Necesitaba apresurarse antes de perder todas las pruebas que necesitaba dentro de esa celda, y cada segundo contaba, especialmente cuando se trataba de químicos volátiles como veneno.
Pero justo cuando llegaron, se detuvo y se quedó helada mientras el nuevo Justiciar volvía subitamente a su forma humana.
Exhibió su cuerpo majestuoso sin importarle su entorno, destacando en toda su gloria desnuda para que todos lo vieran.
Sacudiendo la cabeza, Aurelia se bajó con destreza de su caballo.
Ya estaba acostumbrada a ver todo tipo de cuerpos desnudos antes, así que esto no debería ser nada nuevo para ella.
Sin molestarse en mirar más allá del nuevo Gran Justiciero, se dirigió a la celda de la prisión.
—Llévame a la celda de la prisión de Emer en este momento —ordenó al primer guardia que vio.

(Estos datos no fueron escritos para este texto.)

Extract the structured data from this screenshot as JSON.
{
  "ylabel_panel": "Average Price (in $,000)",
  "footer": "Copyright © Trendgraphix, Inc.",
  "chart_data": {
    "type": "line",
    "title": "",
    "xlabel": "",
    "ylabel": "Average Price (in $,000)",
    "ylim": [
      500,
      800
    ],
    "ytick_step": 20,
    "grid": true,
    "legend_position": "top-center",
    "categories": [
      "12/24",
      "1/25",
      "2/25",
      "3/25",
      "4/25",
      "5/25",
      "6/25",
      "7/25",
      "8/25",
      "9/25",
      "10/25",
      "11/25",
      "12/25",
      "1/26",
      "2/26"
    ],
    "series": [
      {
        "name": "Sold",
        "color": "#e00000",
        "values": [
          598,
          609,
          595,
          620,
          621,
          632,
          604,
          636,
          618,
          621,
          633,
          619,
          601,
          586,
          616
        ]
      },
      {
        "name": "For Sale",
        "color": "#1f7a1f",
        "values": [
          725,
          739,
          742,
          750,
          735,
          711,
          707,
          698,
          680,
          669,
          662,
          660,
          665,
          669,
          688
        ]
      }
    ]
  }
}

Afortunadamente, este la siguió rápidamente mientras ella comenzaba a hacer preguntas.
—¿Alguien entró en su celda después del incidente?
—Nadie ha entrado en su celda desde entonces, mi señora —respondió el guardia—.

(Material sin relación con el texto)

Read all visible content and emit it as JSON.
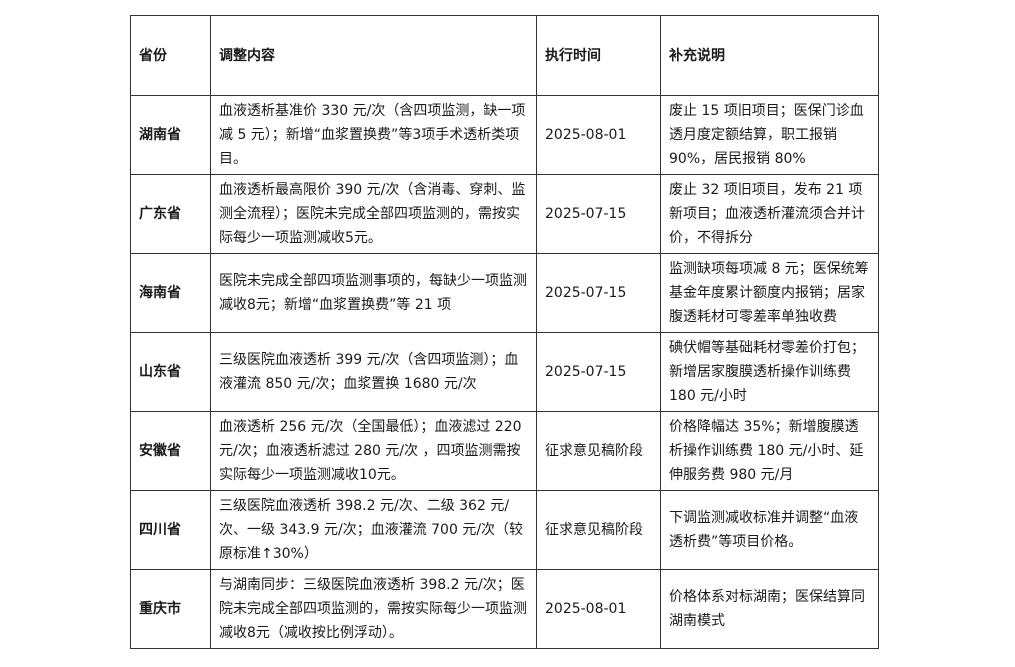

El Señor Calipso prohibió estrictamente que cualquiera entrara en su celda.
—¿Y qué se supone que estamos buscando en esa celda de todos modos?
—Calipso interrumpió casualmente, ahora caminando a su lado todavía desnudo y despreocupado.
—¿Qué más?
—ella respondió fríamente—.
Probablemente estamos buscando pruebas…
¿o haciendo turismo?
—Qué duro —Calipso se rió entre dientes—.
¿Qué tipo de pruebas?
—Una rata muerta, para empezar…
—Aurelia respondió con una mueca—.
Solo déjame a mi trabajo.
Tal vez así aprendas algo.
Unos minutos más tarde, llegaron a la celda de la prisión.

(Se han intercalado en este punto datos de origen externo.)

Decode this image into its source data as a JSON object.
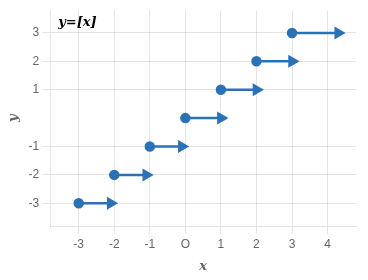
{
  "chart_data": {
    "type": "line",
    "xlabel": "x",
    "ylabel": "y",
    "annotation": "y=[x]",
    "color": "#2a72b5",
    "marker": "circle",
    "segments": [
      {
        "x_start": 0,
        "x_end": 1.0,
        "y": 0
      },
      {
        "x_start": 1,
        "x_end": 2.0,
        "y": 1
      },
      {
        "x_start": 2,
        "x_end": 3.0,
        "y": 2
      },
      {
        "x_start": 3,
        "x_end": 4.3,
        "y": 3
      },
      {
        "x_start": -1,
        "x_end": -0.1,
        "y": -1
      },
      {
        "x_start": -2,
        "x_end": -1.1,
        "y": -2
      },
      {
        "x_start": -3,
        "x_end": -2.1,
        "y": -3
      }
    ],
    "xlim": [
      -3.8,
      4.8
    ],
    "ylim": [
      -3.8,
      3.8
    ],
    "xticks": [
      -3,
      -2,
      -1,
      {
        "value": 0,
        "label": "O"
      },
      1,
      2,
      3,
      4
    ],
    "yticks": [
      -3,
      -2,
      -1,
      1,
      2,
      3
    ],
    "grid": true
  }
}
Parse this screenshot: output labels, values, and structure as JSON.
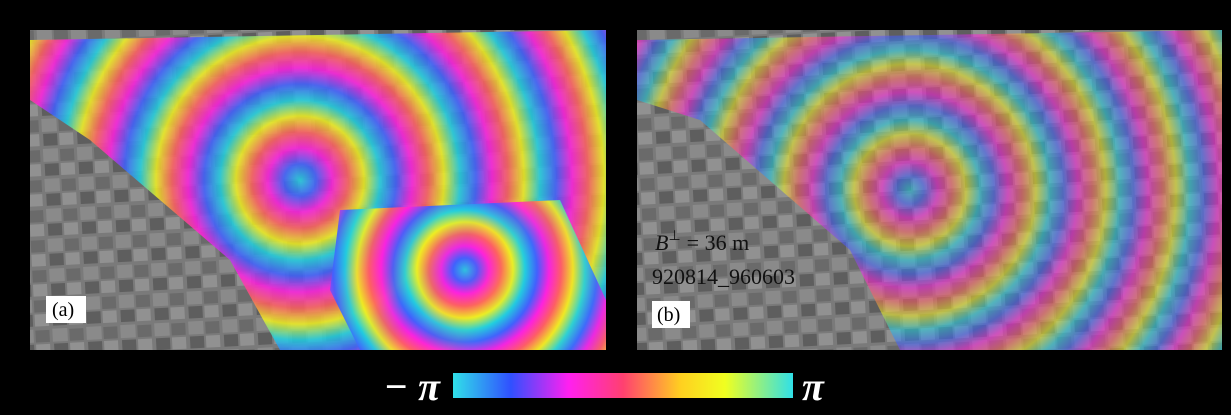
{
  "panels": [
    {
      "label": "(a)"
    },
    {
      "label": "(b)",
      "baseline": {
        "symbol": "B",
        "superscript": "⊥",
        "value": "= 36 m"
      },
      "pair": "920814_960603"
    }
  ],
  "colorbar": {
    "min_label": "− π",
    "max_label": "π"
  }
}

Aurelia notó la atmósfera sórdida, un caldo de cultivo perfecto para plagas y demás.
—Hemos llegado —anunció el guardia mientras desbloqueaba y abría esa celda en particular.
Aprovechando la oportunidad, Aurelia entró inmediatamente, solo para fruncir el ceño cuando vio a Calipso entrar en la celda con ella todavía desnudo.
—¿Te gusta andar desnudo así?
—siseó.
—¿Por qué?
¿Te distraigo?
Pensé que solo necesitabas silencio, y eso es fácil para mí —rió entre dientes—.
Además, ya había pedido un abrigo hace un rato, pero los guardias están tardando mucho.
No quiero perderme esta investigación, así que por favor, soporta mi cuerpo majestuoso por ahora.
El flexionó ligeramente sus músculos con una sonrisa de suficiencia, —No es como si esta fuera la primera vez que has visto un cuerpo desnudo pero supongo que soy el único vivo que has visto desnudo hasta ahora, ¿cierto?
Seguramente soy mejor que esos cuerpos muertos desnudos.
Aurelia rodó los ojos, sin ver el punto de participar en una discusión tan absurda.
En cambio, comenzó a trabajar mientras miraba alrededor de la celda.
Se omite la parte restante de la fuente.